Some 40 years ago, when the judge and the defendant were both starting out, they had dramatically different notions on that score.

DeVecchio is the son of an Army colonel, and he joined the FBI in 1963. The bureau dispatched him to New York in 1967 to become a specialist in the investigation of organized crime, a then-burgeoning field for Hoover’s feds. If he hadn’t been tasked to chase the mob, he might well have probed Reichbach and his friends, who were then making themselves inviting targets for law enforcement.

The same year DeVecchio launched his Mafia pursuits, Reichbach was a law student at Columbia. As part of his studies he got himself arrested at an anti-draft protest at the old Whitehall Street induction center, along with Dr. Benjamin Spock and Allen Ginsberg.

Months later, Reichbach narrowly missed arrest again after he was seized with hundreds of other Columbia students who were occupying university buildings during the campus revolt of May 1968. During the police eviction, the judge-to-be caught a cop’s nightstick on his head. Bleeding badly, he was plucked from the back of a paddywagon by a sympathetic doctor.

For his role in the building takeovers, Reichbach was hauled before the university’s disciplinary committee. In an article he wrote for the law school’s newspaper condemning those proceedings, he echoed the battle cry voiced by student leader Mark Rudd, who had borrowed it from poet LeRoi Jones: “Up against the wall, motherfuckers—this is a stick-up.” The article resulted in the newspaper being defunded for two years.

There were other repercussions. When he sought admission to the bar, Reichbach was subjected to nine hearings over 18 months while the court’s Committee on Character and Fitness debated whether he deserved a license to practice.

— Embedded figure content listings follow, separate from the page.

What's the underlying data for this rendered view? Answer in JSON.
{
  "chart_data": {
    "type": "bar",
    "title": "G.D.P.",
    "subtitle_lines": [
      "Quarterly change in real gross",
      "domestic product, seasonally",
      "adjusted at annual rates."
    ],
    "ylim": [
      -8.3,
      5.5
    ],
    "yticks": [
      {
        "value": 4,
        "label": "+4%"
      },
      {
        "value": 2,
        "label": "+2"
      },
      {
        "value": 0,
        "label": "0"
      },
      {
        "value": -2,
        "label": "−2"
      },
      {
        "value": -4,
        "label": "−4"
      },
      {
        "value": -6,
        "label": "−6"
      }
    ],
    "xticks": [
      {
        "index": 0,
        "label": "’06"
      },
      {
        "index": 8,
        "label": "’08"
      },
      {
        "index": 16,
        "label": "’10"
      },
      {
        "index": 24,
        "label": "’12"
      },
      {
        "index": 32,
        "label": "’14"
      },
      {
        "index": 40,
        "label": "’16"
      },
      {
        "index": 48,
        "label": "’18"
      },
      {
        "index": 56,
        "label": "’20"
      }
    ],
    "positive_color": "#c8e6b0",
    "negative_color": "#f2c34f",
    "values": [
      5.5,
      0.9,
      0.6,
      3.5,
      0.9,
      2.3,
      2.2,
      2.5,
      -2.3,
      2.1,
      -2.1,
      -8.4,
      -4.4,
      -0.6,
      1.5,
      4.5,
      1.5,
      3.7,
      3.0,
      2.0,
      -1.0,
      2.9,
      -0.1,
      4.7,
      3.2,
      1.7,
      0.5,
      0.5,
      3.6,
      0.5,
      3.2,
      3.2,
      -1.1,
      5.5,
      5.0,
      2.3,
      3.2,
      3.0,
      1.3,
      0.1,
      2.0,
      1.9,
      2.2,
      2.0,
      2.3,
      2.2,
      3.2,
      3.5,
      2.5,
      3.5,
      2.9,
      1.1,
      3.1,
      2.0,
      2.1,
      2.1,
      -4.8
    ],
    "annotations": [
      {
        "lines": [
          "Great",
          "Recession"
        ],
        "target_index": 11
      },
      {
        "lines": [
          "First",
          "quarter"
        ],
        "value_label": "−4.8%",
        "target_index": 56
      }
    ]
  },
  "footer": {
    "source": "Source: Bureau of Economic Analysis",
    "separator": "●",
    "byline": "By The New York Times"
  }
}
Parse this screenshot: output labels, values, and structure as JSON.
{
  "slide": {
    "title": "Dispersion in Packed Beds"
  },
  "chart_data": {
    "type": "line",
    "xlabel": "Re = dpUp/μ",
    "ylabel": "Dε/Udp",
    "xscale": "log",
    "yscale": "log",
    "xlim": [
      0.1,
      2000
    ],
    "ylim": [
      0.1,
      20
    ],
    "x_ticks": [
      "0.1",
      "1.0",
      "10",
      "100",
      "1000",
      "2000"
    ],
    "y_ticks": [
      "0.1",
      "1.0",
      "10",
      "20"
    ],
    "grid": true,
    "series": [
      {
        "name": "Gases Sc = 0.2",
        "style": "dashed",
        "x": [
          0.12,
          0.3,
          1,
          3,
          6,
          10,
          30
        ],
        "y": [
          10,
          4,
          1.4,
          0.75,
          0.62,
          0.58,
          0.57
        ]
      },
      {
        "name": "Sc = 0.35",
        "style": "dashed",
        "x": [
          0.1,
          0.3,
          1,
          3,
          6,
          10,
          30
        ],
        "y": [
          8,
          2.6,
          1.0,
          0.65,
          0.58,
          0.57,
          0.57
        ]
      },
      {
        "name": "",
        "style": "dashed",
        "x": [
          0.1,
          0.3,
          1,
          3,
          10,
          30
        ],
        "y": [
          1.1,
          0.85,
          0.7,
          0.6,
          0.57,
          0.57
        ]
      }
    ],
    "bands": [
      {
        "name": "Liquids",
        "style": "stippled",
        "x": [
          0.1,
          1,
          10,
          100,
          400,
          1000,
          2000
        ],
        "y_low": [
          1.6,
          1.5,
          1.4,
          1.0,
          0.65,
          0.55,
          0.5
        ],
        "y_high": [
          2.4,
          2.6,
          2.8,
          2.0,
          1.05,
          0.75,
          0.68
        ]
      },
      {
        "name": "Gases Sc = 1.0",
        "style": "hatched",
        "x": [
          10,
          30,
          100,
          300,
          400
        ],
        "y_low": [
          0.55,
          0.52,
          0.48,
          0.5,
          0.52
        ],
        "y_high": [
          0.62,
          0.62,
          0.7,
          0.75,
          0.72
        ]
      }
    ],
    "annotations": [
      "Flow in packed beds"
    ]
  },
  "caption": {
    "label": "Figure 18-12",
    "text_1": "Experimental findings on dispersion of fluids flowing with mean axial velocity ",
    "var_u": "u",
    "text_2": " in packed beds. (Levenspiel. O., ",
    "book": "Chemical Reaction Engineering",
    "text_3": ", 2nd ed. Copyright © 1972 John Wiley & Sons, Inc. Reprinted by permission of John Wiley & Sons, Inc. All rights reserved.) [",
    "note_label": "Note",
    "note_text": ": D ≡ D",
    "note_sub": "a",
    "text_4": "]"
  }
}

The counts against him included his campus protests, several arrests, and co-authorship of a guide called The Bust Book. This offense was considered especially grave, since one of Reichbach’s co-authors was Kathy Boudin, who was then on the FBI’s Most Wanted list, having fled a fatal explosion in a Greenwich Village townhouse where would-be revolutionaries were assembling homemade bombs.

The older members of the committee, however, appeared to be most troubled by the aspiring lawyer’s use of profanity. “It was a scene out of Lenny Bruce,” Reichbach recalled last week. “They couldn’t bring themselves to say ‘motherfucker.’ Instead, they kept talking about ‘an obscenity I will not now repeat.’ ”

His main antagonist was an aging senior partner at a leading law firm and chairman of the Metropolitan Opera, who repeatedly cited this transgression. Representing Reichbach at the hearings was Paul O’Dwyer, the late Irish-American politician and lawyer who reveled in defending lost causes. During one session, the opera fan again raised the candidate’s printed curses. “He said, ‘Well, Mr. O’Dwyer, I thought I had heard it all. But in my entire life, including serving in the U.S. Army, this is the worst language I have ever heard.'”

Reichbach recalled O’Dwyer’s response. “Paul said, ‘Well, sir, perhaps that was the result of your having served in a segregated unit in the armed forces.’ ”

When the hearings were over, Reichbach, assuming it would be his first and last chance to do so, insisted on giving his own summation. “It was certainly the most hostile jury I could ever face,” he said. “In the invulnerability of youth, I spoke for one and a half hours in a most unapologetic fashion.”

Somehow, he carried the day. Now, Justice Reichbach sits in judgment of others as attorneys seek to persuade him with eloquence of their own. And as a small reminder that justice doesn’t always wear an official face, he keeps a few rebels of old hanging around his courtroom.